Friday, September 23, 2011

Metamorphosis

This year I was told by a friend that I had previously considered family that I needed to know the difference between friends and family. He was not family, he said, and therefore not bound to certain obligations to help. In part, he was right. In another part, I decided that, the line having been drawn so plainly, I would just honor his request by pointing my life in a different direction.

These days, I am in an odd place, and I am not sure what to make of it. I had prayed this year that I be transformed inside and out--caterpillar, cocoon, metamorphosis, butterfly. Other friends, my mother included in that, asked me not to change at all. But something most definitely is, and aspects of that are out of my hands.

Perhaps this is another blog I should save for the book I want to write call the Unpublishable Pages, all the things I wanted to say that I shouldn't say. In my limited experience, I have learned that I hurt with words more than I thought possible. And, despite contentment with many issues, I carry a sort of deep-seated frustration, a kind of anger that seeps out of me. My struggle is to know about it this: Is it normal? And why is it so shocking to others when I become the angry one?

I used to be depressed, and looking back, I see that it was there on and off for a long time. Depression is a hidden thing, swept under the rug, leaving a crust that really doesn't completely evaporate. It's a cancer. You remember you had it, it was there, it made you crazy. It can return and make you crazy again. But a therapist once told me the most insightful thing about it: Depression is repressed anger. When I heard that, a haze lifted and I knew she was right.
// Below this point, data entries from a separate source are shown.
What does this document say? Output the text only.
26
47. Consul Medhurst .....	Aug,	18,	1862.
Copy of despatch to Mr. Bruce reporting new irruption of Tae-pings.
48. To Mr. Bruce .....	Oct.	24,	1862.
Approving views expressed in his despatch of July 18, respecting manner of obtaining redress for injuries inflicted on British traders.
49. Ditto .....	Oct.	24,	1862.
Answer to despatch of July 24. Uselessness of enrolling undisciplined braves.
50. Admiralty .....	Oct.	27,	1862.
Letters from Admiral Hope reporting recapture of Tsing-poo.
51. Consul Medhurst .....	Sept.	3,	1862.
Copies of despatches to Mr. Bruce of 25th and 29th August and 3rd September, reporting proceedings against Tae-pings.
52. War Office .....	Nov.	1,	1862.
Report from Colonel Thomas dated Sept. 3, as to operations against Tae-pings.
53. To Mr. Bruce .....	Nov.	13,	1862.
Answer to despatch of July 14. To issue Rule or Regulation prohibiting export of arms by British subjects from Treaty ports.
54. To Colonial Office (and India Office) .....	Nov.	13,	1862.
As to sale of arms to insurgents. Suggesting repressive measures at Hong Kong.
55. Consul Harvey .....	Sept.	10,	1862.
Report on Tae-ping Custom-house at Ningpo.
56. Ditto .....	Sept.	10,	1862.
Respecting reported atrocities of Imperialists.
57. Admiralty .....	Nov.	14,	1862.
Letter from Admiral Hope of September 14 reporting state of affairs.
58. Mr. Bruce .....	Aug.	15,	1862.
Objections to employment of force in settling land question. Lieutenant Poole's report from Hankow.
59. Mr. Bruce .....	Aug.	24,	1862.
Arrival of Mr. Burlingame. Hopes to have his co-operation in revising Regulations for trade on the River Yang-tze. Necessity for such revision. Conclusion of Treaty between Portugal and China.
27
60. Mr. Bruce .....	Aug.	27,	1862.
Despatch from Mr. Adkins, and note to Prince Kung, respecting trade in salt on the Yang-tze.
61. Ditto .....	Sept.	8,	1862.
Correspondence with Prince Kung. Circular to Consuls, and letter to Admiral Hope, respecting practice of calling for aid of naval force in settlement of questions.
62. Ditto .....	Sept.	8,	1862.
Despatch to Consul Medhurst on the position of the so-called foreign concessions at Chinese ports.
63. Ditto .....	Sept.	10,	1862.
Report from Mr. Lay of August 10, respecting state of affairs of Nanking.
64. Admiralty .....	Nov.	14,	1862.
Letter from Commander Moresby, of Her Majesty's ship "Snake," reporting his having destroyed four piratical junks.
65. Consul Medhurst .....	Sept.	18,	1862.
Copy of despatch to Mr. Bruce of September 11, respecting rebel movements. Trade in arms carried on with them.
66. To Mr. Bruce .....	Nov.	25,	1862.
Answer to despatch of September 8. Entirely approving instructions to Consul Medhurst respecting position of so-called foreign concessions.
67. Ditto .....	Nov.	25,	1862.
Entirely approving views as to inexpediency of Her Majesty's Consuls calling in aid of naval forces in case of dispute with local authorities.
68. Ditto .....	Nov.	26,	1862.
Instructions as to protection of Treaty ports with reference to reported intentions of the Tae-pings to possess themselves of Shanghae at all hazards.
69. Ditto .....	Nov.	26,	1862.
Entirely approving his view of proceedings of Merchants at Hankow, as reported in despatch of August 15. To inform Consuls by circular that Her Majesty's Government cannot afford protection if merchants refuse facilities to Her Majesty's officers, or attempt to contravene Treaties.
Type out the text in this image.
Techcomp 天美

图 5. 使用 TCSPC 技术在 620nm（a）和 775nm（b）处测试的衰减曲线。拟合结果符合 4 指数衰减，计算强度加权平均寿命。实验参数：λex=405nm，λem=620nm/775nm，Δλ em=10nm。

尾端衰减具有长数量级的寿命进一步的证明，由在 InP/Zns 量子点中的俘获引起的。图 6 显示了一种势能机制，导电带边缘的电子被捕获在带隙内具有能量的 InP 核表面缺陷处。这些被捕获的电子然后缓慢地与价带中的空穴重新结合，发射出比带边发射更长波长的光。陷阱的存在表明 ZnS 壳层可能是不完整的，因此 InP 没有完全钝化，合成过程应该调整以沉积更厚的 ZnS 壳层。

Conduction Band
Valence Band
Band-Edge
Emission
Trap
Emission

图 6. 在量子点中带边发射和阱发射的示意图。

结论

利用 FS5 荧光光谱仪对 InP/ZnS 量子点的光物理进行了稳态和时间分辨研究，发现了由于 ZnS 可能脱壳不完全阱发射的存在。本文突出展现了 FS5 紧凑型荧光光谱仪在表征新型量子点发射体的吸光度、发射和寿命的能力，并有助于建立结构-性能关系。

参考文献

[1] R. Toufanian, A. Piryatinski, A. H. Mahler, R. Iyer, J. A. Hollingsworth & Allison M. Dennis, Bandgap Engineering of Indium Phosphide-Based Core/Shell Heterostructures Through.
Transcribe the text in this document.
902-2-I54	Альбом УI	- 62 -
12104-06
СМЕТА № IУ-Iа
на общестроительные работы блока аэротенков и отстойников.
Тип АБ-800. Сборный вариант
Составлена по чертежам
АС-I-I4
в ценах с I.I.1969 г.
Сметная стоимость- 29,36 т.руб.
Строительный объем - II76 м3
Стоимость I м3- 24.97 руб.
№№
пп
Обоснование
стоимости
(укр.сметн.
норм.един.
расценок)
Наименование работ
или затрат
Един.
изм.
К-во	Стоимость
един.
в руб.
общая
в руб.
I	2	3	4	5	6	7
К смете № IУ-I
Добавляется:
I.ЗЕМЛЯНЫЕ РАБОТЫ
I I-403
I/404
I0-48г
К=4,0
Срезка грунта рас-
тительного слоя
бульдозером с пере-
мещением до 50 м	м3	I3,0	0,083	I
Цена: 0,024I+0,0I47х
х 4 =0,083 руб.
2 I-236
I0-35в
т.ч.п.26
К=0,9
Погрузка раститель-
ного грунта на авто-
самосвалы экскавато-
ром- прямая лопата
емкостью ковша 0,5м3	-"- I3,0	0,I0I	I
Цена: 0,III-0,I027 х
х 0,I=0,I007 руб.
These days, I allow myself to be angry. The frightening thing for others is that while I can accidentally wound in casual conversation, the true and confrontational conversations are where I mean exactly what I say, and what I say is often awful.

In a falling out with family and friends this year, something that happened this summer, I was accused of being selfish and essentially responsible for the unhappiness of others. I spoke plainly in response to that. Things didn't go well at all. Or did they go as they were meant?

And so I regroup. I have even been reconsidering writing so publicly at all, the effort to do so considerable with the new job and new schedule. Something is definitely happening to me. And I feel it when I am alone in my office at work, and when I am home engaged in good conversation with my first born--I am changing seasons.

With that said, today is the first day of fall. A season of death, really, but yet it is shrouded in brilliant hues and changing light. A fellow blogger once mentioned to me that with every rebirth comes death first. And so this fall, as I curl in my cocoon and attempt to emerge from the chrysalis, I wonder if I will leave the anger behind, and unfurl wings as light as breath in the new dawn.



1 comment:

  1. A leaf changing colors while on the tree is the last hooray of a cycle. The leaf decaying in the compost pile is the breaking down of old energy into a new batch of soil for the spring planting!
    I can't wait to see what your autumn leaves feed next spring.